Sentí un rechazo que no pude disimular, seguramente mis feromonas me delataron. Yo necesitaba que me revelara sus descubrimientos para la evolución de mis propias investigaciones, que habían quedado estancadas en una laguna sin salida. Lo siniestro del lugar, el aspecto fantasmagórico del sujeto, ese universo de arañas que sentía amenazante, me hacían dudar entre huir espantado o afrontar mis terrores.
Cuando el hombre fantasma levantó su mirada hacia la población de arácnidos, comprendí todo. La decisión era de ellas, las que determinarían si era digno de conocer sus secretos.
Ya nada podía hacer, ni huir, ni rechazar lo que se precipitaría, debía someterme a la gran prueba. Ante su mirada, como si fuera una orden o una convención entre ellos, cayó sobre mí un ejército de arañas que recorrieron todo mi cuerpo. Primero quedé estático, el pánico me paralizó. Luego, de a poco, fui sintiendo las vellosidades de los cuerpos y patas de las arañas como algo agradable. Comenzó una comunicación erótica, sensual entre ellas y mi piel. Las arañas, el hombre fantasma y yo, éramos casi un solo ser.
—A usted, ¿qué más le da quien sea? —farfulló Hertzfeld, mientras dejaba la linterna sobre la mesa y tomaba al lisiado en andas—. ¿Servirá? Esa es la pregunta que importa ahora.
Los artrópodos se apartaron un instante de mi rostro, mientras Víctor me miraba —no sin cierto desdén— de arriba abajo. Su boca hizo un mohín de desprecio y chasqueó los labios, pero asintió desde los brazos de su asistente.

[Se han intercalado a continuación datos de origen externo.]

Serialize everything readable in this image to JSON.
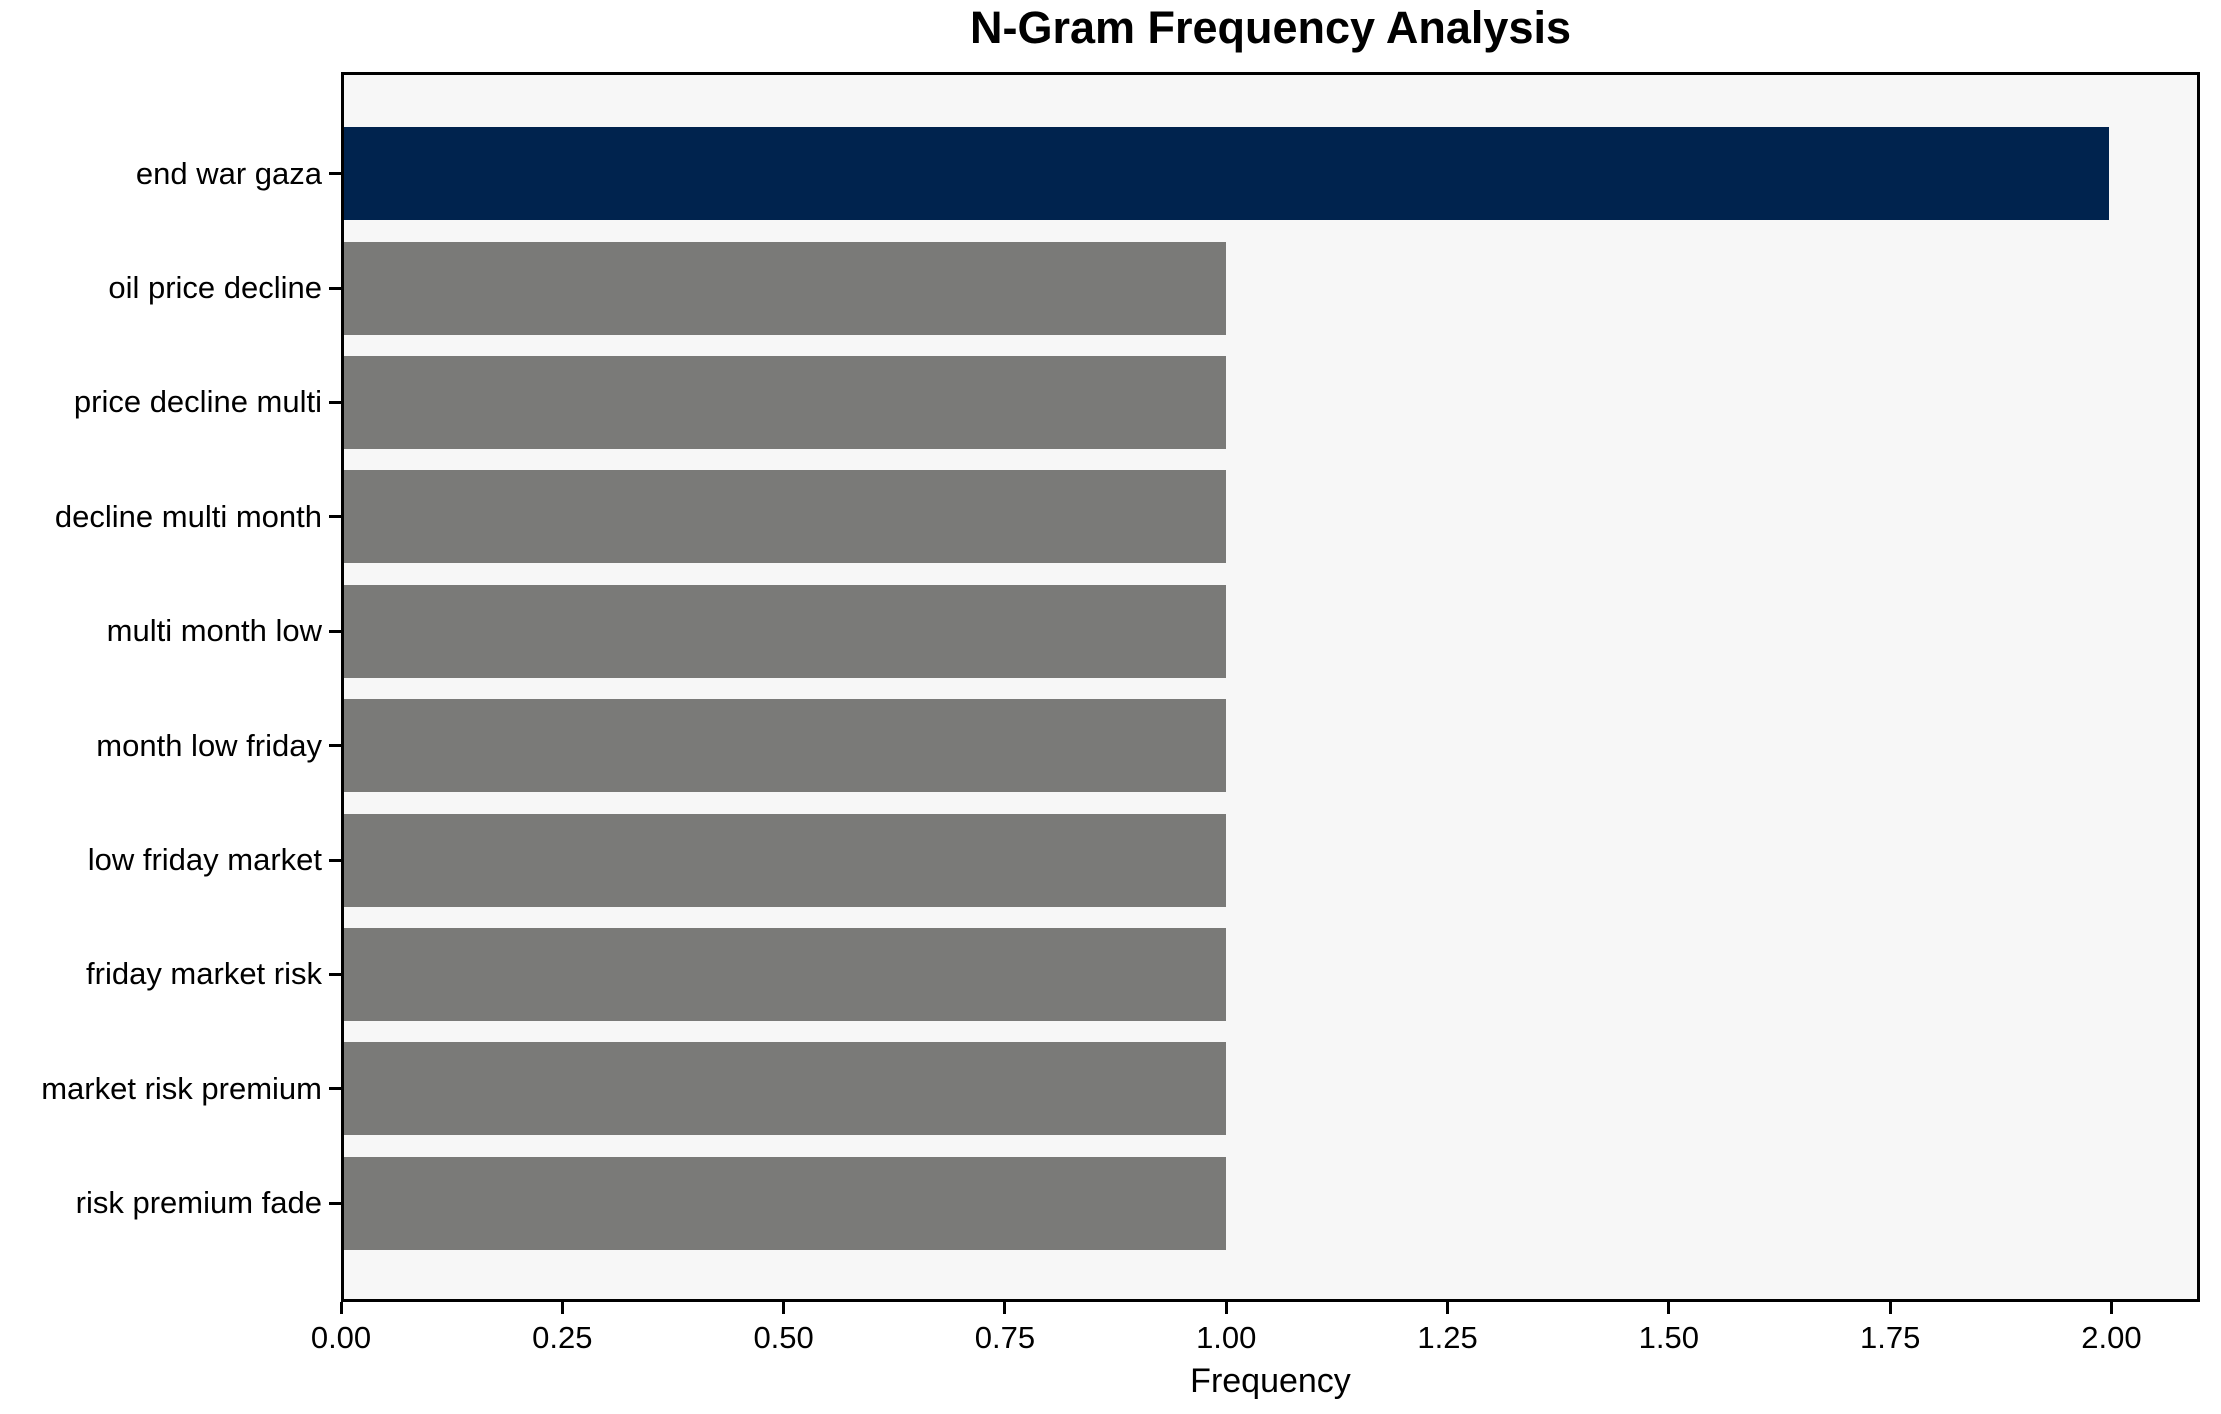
{
  "chart_data": {
    "type": "bar",
    "orientation": "horizontal",
    "title": "N-Gram Frequency Analysis",
    "xlabel": "Frequency",
    "ylabel": "",
    "categories": [
      "end war gaza",
      "oil price decline",
      "price decline multi",
      "decline multi month",
      "multi month low",
      "month low friday",
      "low friday market",
      "friday market risk",
      "market risk premium",
      "risk premium fade"
    ],
    "values": [
      2,
      1,
      1,
      1,
      1,
      1,
      1,
      1,
      1,
      1
    ],
    "bar_colors": [
      "#00234e",
      "#7a7a78",
      "#7a7a78",
      "#7a7a78",
      "#7a7a78",
      "#7a7a78",
      "#7a7a78",
      "#7a7a78",
      "#7a7a78",
      "#7a7a78"
    ],
    "highlight_color": "#00234e",
    "default_bar_color": "#7a7a78",
    "plot_background": "#f7f7f7",
    "figure_background": "#ffffff",
    "spine_color": "#000000",
    "xlim": [
      0,
      2.1
    ],
    "x_ticks": [
      0,
      0.25,
      0.5,
      0.75,
      1.0,
      1.25,
      1.5,
      1.75,
      2.0
    ],
    "x_tick_labels": [
      "0.00",
      "0.25",
      "0.50",
      "0.75",
      "1.00",
      "1.25",
      "1.50",
      "1.75",
      "2.00"
    ],
    "grid": false,
    "legend": null
  }
}
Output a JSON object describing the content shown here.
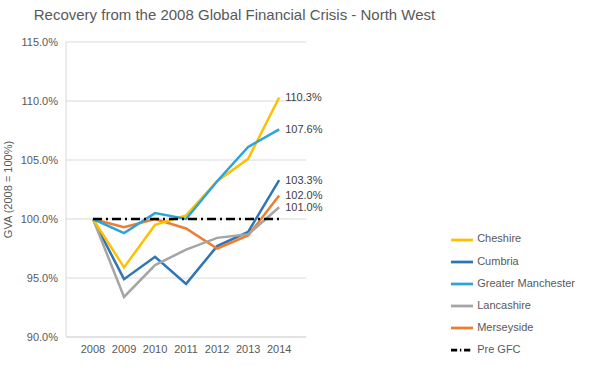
{
  "chart_data": {
    "type": "line",
    "title": "Recovery from the 2008 Global Financial Crisis - North West",
    "y_label": "GVA (2008 = 100%)",
    "categories": [
      "2008",
      "2009",
      "2010",
      "2011",
      "2012",
      "2013",
      "2014"
    ],
    "ylim": [
      90,
      115
    ],
    "yticks": [
      {
        "value": 90,
        "label": "90.0%"
      },
      {
        "value": 95,
        "label": "95.0%"
      },
      {
        "value": 100,
        "label": "100.0%"
      },
      {
        "value": 105,
        "label": "105.0%"
      },
      {
        "value": 110,
        "label": "110.0%"
      },
      {
        "value": 115,
        "label": "115.0%"
      }
    ],
    "grid": true,
    "legend": "right",
    "series": [
      {
        "name": "Cumbria",
        "color": "#2E75B6",
        "values": [
          100,
          94.9,
          96.8,
          94.5,
          97.7,
          98.9,
          103.3
        ],
        "value_labels": [
          null,
          null,
          null,
          null,
          null,
          null,
          "103.3%"
        ]
      },
      {
        "name": "Merseyside",
        "color": "#ED7D31",
        "values": [
          100,
          99.3,
          100.0,
          99.2,
          97.5,
          98.6,
          102.0
        ],
        "value_labels": [
          null,
          null,
          null,
          null,
          null,
          null,
          "102.0%"
        ]
      },
      {
        "name": "Lancashire",
        "color": "#A5A5A5",
        "values": [
          100,
          93.4,
          96.1,
          97.4,
          98.4,
          98.7,
          101.0
        ],
        "value_labels": [
          null,
          null,
          null,
          null,
          null,
          null,
          "101.0%"
        ]
      },
      {
        "name": "Cheshire",
        "color": "#FFC000",
        "values": [
          100,
          95.9,
          99.5,
          100.3,
          103.2,
          105.1,
          110.3
        ],
        "value_labels": [
          null,
          null,
          null,
          null,
          null,
          null,
          "110.3%"
        ]
      },
      {
        "name": "Greater Manchester",
        "color": "#2EA3DB",
        "values": [
          100,
          98.8,
          100.5,
          100.0,
          103.2,
          106.1,
          107.6
        ],
        "value_labels": [
          null,
          null,
          null,
          null,
          null,
          null,
          "107.6%"
        ]
      },
      {
        "name": "Pre GFC",
        "color": "#000000",
        "values": [
          100,
          100,
          100,
          100,
          100,
          100,
          100
        ],
        "line_style": "dashdot"
      }
    ]
  }
}
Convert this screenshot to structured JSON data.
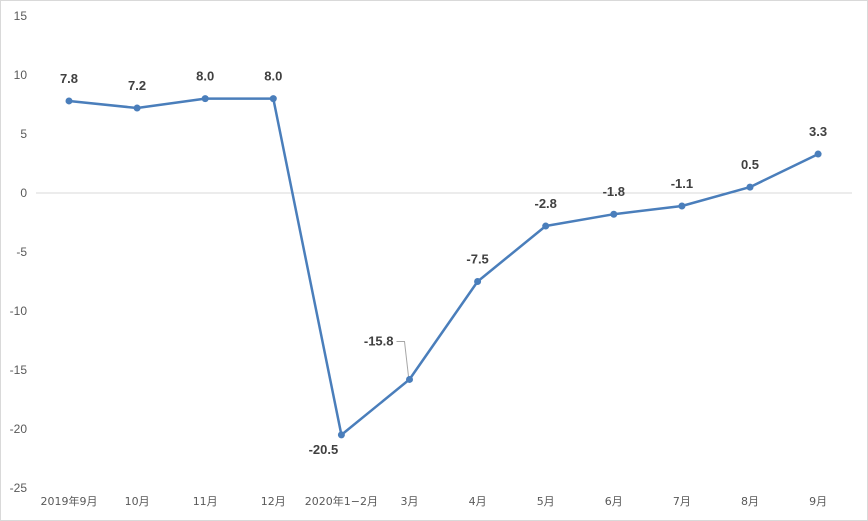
{
  "chart_data": {
    "type": "line",
    "title": "",
    "xlabel": "",
    "ylabel": "",
    "ylim": [
      -25,
      15
    ],
    "yticks": [
      15,
      10,
      5,
      0,
      -5,
      -10,
      -15,
      -20,
      -25
    ],
    "grid": false,
    "legend": "none",
    "categories": [
      "2019年9月",
      "10月",
      "11月",
      "12月",
      "2020年1−2月",
      "3月",
      "4月",
      "5月",
      "6月",
      "7月",
      "8月",
      "9月"
    ],
    "series": [
      {
        "name": "",
        "color": "#4a7ebb",
        "values": [
          7.8,
          7.2,
          8.0,
          8.0,
          -20.5,
          -15.8,
          -7.5,
          -2.8,
          -1.8,
          -1.1,
          0.5,
          3.3
        ],
        "labels": [
          "7.8",
          "7.2",
          "8.0",
          "8.0",
          "-20.5",
          "-15.8",
          "-7.5",
          "-2.8",
          "-1.8",
          "-1.1",
          "0.5",
          "3.3"
        ]
      }
    ]
  }
}
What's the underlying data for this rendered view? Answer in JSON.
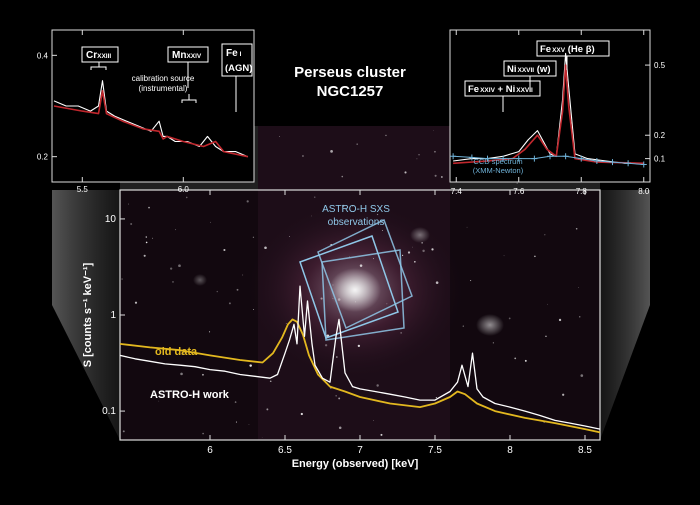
{
  "title": {
    "line1": "Perseus cluster",
    "line2": "NGC1257"
  },
  "colors": {
    "background": "#000000",
    "main_white": "#ffffff",
    "old_data": "#e3b81f",
    "model_red": "#c0272d",
    "ccd_blue": "#6fb2d8",
    "sxs_box": "#8fc7e8"
  },
  "chart_data": [
    {
      "id": "main",
      "type": "line",
      "title": "",
      "xlabel": "Energy (observed) [keV]",
      "ylabel": "S [counts s⁻¹ keV⁻¹]",
      "yscale": "log",
      "xlim": [
        5.4,
        8.6
      ],
      "ylim": [
        0.05,
        20
      ],
      "xticks": [
        6,
        6.5,
        7,
        7.5,
        8,
        8.5
      ],
      "xticklabels": [
        "6",
        "6.5",
        "7",
        "7.5",
        "8",
        "8.5"
      ],
      "yticks": [
        0.1,
        1,
        10
      ],
      "yticklabels": [
        "0.1",
        "1",
        "10"
      ],
      "annotations": {
        "old_data": "old data",
        "astro_h": "ASTRO-H work",
        "sxs_line1": "ASTRO-H SXS",
        "sxs_line2": "observations"
      },
      "series": [
        {
          "name": "old data",
          "x": [
            5.4,
            5.6,
            5.8,
            6.0,
            6.2,
            6.35,
            6.42,
            6.48,
            6.52,
            6.55,
            6.58,
            6.62,
            6.66,
            6.72,
            6.8,
            6.9,
            7.0,
            7.2,
            7.4,
            7.5,
            7.6,
            7.65,
            7.7,
            7.78,
            7.9,
            8.1,
            8.3,
            8.5,
            8.6
          ],
          "y": [
            0.5,
            0.46,
            0.43,
            0.38,
            0.34,
            0.32,
            0.4,
            0.58,
            0.8,
            0.9,
            0.85,
            0.62,
            0.38,
            0.24,
            0.18,
            0.16,
            0.14,
            0.12,
            0.11,
            0.12,
            0.14,
            0.16,
            0.15,
            0.12,
            0.1,
            0.085,
            0.075,
            0.065,
            0.06
          ]
        },
        {
          "name": "ASTRO-H work",
          "x": [
            5.4,
            5.5,
            5.6,
            5.7,
            5.8,
            5.9,
            6.0,
            6.1,
            6.2,
            6.3,
            6.4,
            6.45,
            6.5,
            6.53,
            6.56,
            6.58,
            6.6,
            6.63,
            6.65,
            6.68,
            6.7,
            6.75,
            6.8,
            6.84,
            6.86,
            6.9,
            6.95,
            7.0,
            7.1,
            7.2,
            7.3,
            7.4,
            7.5,
            7.6,
            7.65,
            7.68,
            7.72,
            7.75,
            7.78,
            7.82,
            7.9,
            8.0,
            8.1,
            8.2,
            8.3,
            8.4,
            8.5,
            8.6
          ],
          "y": [
            0.38,
            0.35,
            0.33,
            0.31,
            0.3,
            0.29,
            0.27,
            0.26,
            0.24,
            0.23,
            0.22,
            0.24,
            0.4,
            0.55,
            0.8,
            0.5,
            2.0,
            0.6,
            1.4,
            0.5,
            0.3,
            0.22,
            0.2,
            0.6,
            0.9,
            0.25,
            0.18,
            0.17,
            0.16,
            0.15,
            0.14,
            0.13,
            0.13,
            0.16,
            0.2,
            0.3,
            0.18,
            0.4,
            0.17,
            0.14,
            0.12,
            0.11,
            0.1,
            0.09,
            0.08,
            0.075,
            0.07,
            0.065
          ]
        }
      ]
    },
    {
      "id": "inset_left",
      "type": "line",
      "xlim": [
        5.35,
        6.35
      ],
      "ylim": [
        0.15,
        0.45
      ],
      "xticks": [
        5.5,
        6.0
      ],
      "xticklabels": [
        "5.5",
        "6.0"
      ],
      "yticks": [
        0.2,
        0.4
      ],
      "yticklabels": [
        "0.2",
        "0.4"
      ],
      "labels": {
        "cr": "Cr",
        "cr_sub": "XXIII",
        "mn": "Mn",
        "mn_sub": "XXIV",
        "fe": "Fe",
        "fe_sub": "I",
        "agn": "(AGN)",
        "calib1": "calibration source",
        "calib2": "(instrumental)"
      },
      "series": [
        {
          "name": "data",
          "x": [
            5.36,
            5.42,
            5.48,
            5.54,
            5.58,
            5.6,
            5.62,
            5.66,
            5.72,
            5.78,
            5.84,
            5.88,
            5.9,
            5.92,
            5.96,
            6.02,
            6.08,
            6.12,
            6.16,
            6.2,
            6.26,
            6.32
          ],
          "y": [
            0.31,
            0.3,
            0.3,
            0.29,
            0.3,
            0.35,
            0.29,
            0.28,
            0.27,
            0.26,
            0.25,
            0.27,
            0.24,
            0.24,
            0.23,
            0.23,
            0.22,
            0.24,
            0.22,
            0.21,
            0.21,
            0.2
          ]
        },
        {
          "name": "model",
          "x": [
            5.36,
            5.5,
            5.58,
            5.6,
            5.62,
            5.7,
            5.8,
            5.88,
            5.9,
            5.92,
            6.0,
            6.1,
            6.16,
            6.2,
            6.32
          ],
          "y": [
            0.3,
            0.29,
            0.285,
            0.33,
            0.285,
            0.27,
            0.255,
            0.25,
            0.235,
            0.24,
            0.23,
            0.22,
            0.23,
            0.21,
            0.2
          ]
        }
      ]
    },
    {
      "id": "inset_right",
      "type": "line",
      "xlim": [
        7.38,
        8.02
      ],
      "ylim": [
        0.0,
        0.65
      ],
      "xticks": [
        7.4,
        7.6,
        7.8,
        8.0
      ],
      "xticklabels": [
        "7.4",
        "7.6",
        "7.8",
        "8.0"
      ],
      "yticks": [
        0.1,
        0.2,
        0.5
      ],
      "yticklabels": [
        "0.1",
        "0.2",
        "0.5"
      ],
      "labels": {
        "fe_he": "Fe",
        "fe_he_sub": "XXV",
        "fe_he_rest": " (He β)",
        "ni_w": "Ni",
        "ni_w_sub": "XXVII",
        "ni_w_rest": " (w)",
        "fe_ni": "Fe",
        "fe_ni_sub1": "XXIV",
        "fe_ni_mid": " + Ni",
        "fe_ni_sub2": "XXVII",
        "ccd1": "CCD spectrum",
        "ccd2": "(XMM-Newton)"
      },
      "series": [
        {
          "name": "data",
          "x": [
            7.39,
            7.45,
            7.5,
            7.55,
            7.6,
            7.63,
            7.66,
            7.68,
            7.7,
            7.72,
            7.74,
            7.75,
            7.76,
            7.78,
            7.82,
            7.88,
            7.94,
            8.0
          ],
          "y": [
            0.09,
            0.1,
            0.1,
            0.11,
            0.13,
            0.18,
            0.22,
            0.17,
            0.12,
            0.11,
            0.35,
            0.55,
            0.4,
            0.12,
            0.1,
            0.09,
            0.08,
            0.08
          ]
        },
        {
          "name": "model",
          "x": [
            7.39,
            7.5,
            7.58,
            7.62,
            7.66,
            7.69,
            7.72,
            7.74,
            7.75,
            7.76,
            7.78,
            7.85,
            8.0
          ],
          "y": [
            0.08,
            0.09,
            0.1,
            0.14,
            0.2,
            0.14,
            0.11,
            0.3,
            0.5,
            0.32,
            0.1,
            0.085,
            0.08
          ]
        },
        {
          "name": "CCD spectrum (XMM-Newton)",
          "x": [
            7.39,
            7.45,
            7.5,
            7.55,
            7.6,
            7.65,
            7.7,
            7.75,
            7.8,
            7.85,
            7.9,
            7.95,
            8.0
          ],
          "y": [
            0.11,
            0.105,
            0.1,
            0.1,
            0.1,
            0.1,
            0.11,
            0.11,
            0.1,
            0.09,
            0.085,
            0.08,
            0.075
          ]
        }
      ]
    }
  ]
}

—Un poco bajito para mi gusto, pero el tiempo apremia y supongo que, por unos días, habrá que conformarse.
Las arañas respondieron a una orden mental y anudaron mi cuerpo en apretados hilos de seda. No hubo dolor, mientras enterraban sus quelíceros en mi piel y me llenaban de saliva paralizante. Tampoco cuando hicieron torniquetes sobre mis muslos y sesgaron mis piernas con una precisión quirúrgica. Mientras las arañas tiraban de mi cuerpo mutilado hacia la maraña de hilos en el techo como una vulgar marioneta, contemplé con horror cómo Hertzfeld sostenía al doctor sobre mis extremidades cercenadas. Una miríada de pedipalpos cosió mis piernas a sus muñones y, antes de que me hubieran izado totalmente, vi a Víctor Bergssen hacer una cabriola con sus nuevas zancas.
Ahora, espero que los jugos digestivos de sus mascotas terminen de licuarme y contemplo los esqueletos de sus anteriores víctimas. Mientras, me pregunto con curiosidad y una extraña paz —la misma de la polilla que cae en la telaraña— que tal le habrá ido a Víctor en la entrega de los Nobeles de medicina.